Police are empowered to use wide discretion about whom they investigate, whom they harass under the guise of purported voluntary encounters, whom they stop for asserted reasonable articulable suspicion for crime afoot,  whom they arrest, what crimes they charge arrestees for, and what kinds of breaks, if any, they recommend to the prosecution in a defendant’s case. With such broad discretion and power come the increased risk of excessively racist policing and prosecuting — because the universe of police and prosecutors is not immune from the excessively rampant racism still found in society at large — and the increased risk of smugness, heartlessness, and even tyranny by police and and prosecutors.

Put power in anyone’s hands, and that power is ripe for abuse. Put power in the hands of police and soldiers, and the risk of abuse is enhanced by their not answering to sufficient democratic checks and controls on their power.

Good police and good prosecutors exist. We need their example to shine on their colleagues. However, what is an otherwise good police officer or good prosecutor to do if their superiors are not good? Do the good police and good prosecutors stay good under such circumstances, or even stay with their departments? Or do they turn a blind eye to — and even help cover up for and assist — their colleagues’ misdeeds, now making them no longer good? Do they stand up against their colleagues’ and superiors’ misdeeds even if that risks their being fired, and losing their income as a result? Do they work to reform their departments and profession to bring them closer in line with a free and democratic society?

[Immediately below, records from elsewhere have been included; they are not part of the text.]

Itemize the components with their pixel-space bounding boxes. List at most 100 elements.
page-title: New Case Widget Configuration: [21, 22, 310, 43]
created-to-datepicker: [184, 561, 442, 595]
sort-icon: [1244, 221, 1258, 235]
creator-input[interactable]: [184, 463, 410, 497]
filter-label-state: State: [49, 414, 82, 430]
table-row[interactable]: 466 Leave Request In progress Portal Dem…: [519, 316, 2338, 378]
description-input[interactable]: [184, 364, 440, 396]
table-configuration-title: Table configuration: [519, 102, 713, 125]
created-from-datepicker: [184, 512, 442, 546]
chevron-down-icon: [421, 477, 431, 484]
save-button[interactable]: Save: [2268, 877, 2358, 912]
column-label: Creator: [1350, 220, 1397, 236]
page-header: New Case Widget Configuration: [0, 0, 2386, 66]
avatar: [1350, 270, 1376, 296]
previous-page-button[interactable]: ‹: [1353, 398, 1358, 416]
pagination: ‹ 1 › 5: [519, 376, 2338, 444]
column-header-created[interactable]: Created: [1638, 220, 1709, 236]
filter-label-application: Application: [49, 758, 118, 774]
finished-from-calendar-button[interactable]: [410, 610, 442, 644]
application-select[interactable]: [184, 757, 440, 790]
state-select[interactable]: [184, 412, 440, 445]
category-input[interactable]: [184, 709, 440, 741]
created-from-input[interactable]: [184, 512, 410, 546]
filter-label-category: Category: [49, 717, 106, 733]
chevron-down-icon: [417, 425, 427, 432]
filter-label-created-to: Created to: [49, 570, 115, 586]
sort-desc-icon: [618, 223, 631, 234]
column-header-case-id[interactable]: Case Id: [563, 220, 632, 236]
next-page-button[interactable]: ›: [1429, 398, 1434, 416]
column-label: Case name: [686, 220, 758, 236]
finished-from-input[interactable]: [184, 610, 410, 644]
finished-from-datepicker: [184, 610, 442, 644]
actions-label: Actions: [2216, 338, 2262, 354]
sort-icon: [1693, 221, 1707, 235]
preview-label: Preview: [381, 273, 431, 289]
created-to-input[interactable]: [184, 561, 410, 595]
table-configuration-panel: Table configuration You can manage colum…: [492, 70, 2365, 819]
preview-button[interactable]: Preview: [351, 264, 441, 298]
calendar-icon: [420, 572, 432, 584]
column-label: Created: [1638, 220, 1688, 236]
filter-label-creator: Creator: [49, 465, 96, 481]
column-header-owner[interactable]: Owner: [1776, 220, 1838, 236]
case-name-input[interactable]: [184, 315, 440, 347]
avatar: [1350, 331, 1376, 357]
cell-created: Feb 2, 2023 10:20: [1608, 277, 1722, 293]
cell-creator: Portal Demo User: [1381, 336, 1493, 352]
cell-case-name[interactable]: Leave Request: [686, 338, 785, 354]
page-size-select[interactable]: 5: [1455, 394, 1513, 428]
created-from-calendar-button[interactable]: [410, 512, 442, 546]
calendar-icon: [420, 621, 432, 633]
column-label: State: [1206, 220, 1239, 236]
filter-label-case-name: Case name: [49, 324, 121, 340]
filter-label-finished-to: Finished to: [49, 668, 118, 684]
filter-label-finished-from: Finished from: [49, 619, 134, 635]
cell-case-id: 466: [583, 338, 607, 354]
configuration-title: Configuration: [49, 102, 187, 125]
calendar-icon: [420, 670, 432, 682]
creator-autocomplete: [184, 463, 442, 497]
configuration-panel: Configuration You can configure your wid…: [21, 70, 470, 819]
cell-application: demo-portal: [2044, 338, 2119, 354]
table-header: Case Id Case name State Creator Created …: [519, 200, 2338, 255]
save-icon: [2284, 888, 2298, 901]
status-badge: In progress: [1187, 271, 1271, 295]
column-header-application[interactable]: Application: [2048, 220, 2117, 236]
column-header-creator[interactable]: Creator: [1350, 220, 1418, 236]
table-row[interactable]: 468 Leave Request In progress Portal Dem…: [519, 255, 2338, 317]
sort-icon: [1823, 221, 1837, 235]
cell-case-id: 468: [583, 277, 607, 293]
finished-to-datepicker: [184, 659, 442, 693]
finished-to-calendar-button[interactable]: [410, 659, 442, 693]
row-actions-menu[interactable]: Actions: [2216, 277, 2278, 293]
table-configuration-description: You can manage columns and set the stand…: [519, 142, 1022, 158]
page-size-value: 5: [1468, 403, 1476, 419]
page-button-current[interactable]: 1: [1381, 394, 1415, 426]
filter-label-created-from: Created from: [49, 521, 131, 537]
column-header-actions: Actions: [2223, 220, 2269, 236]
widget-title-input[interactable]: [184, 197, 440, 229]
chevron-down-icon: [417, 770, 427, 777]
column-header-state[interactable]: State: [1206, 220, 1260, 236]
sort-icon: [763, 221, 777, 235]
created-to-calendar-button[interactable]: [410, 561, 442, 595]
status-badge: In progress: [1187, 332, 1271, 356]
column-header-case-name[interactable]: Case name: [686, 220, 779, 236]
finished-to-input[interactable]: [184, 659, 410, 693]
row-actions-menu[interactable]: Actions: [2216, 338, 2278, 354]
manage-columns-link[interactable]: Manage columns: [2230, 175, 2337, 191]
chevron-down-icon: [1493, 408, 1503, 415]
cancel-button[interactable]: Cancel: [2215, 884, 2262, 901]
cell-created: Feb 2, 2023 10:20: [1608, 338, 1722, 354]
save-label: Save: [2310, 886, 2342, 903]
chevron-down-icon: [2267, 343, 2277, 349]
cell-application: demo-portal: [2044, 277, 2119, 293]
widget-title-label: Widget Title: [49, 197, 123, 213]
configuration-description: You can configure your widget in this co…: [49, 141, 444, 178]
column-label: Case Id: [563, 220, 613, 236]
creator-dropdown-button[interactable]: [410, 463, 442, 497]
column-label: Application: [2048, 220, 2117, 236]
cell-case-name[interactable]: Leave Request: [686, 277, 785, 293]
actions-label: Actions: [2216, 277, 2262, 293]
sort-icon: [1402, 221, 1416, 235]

Light a fire in a dry forest, and you will not be able to control the fire. Put a deficient brain in a Frankenstein monster, and the monster is out of control. Create the culture of policing that has existed for too many decades in the United States, and few politicians will have the backbone to invest the large expenditures, time, staffing shakeups (with resultant wrongful firing and other employment lawsuits), and sweat to overhaul the policing and criminal justice system to do justice to the nation’s best ideals of democracy, open government, and civil liberties, starting with shrinking the overgrown criminal justice system by legalizing marijuana, prostitution, and gambling; heavily decriminalizing all other drugs; eliminating mandatory minimum jail and prison sentencing; eliminating the death penalty; and eliminating per se guilty rules in DWI cases.

Until such an overhaul takes place, we will have too many police who unquestioningly and militaristically pursue and enforce rules like unrestrained Pavlov’s dogs.

With a criminal justice and policing system as upside down as it is, I am all the more honored to be fighting for my criminal defense clients, no matter how uneven the playing field can get, and be reversed.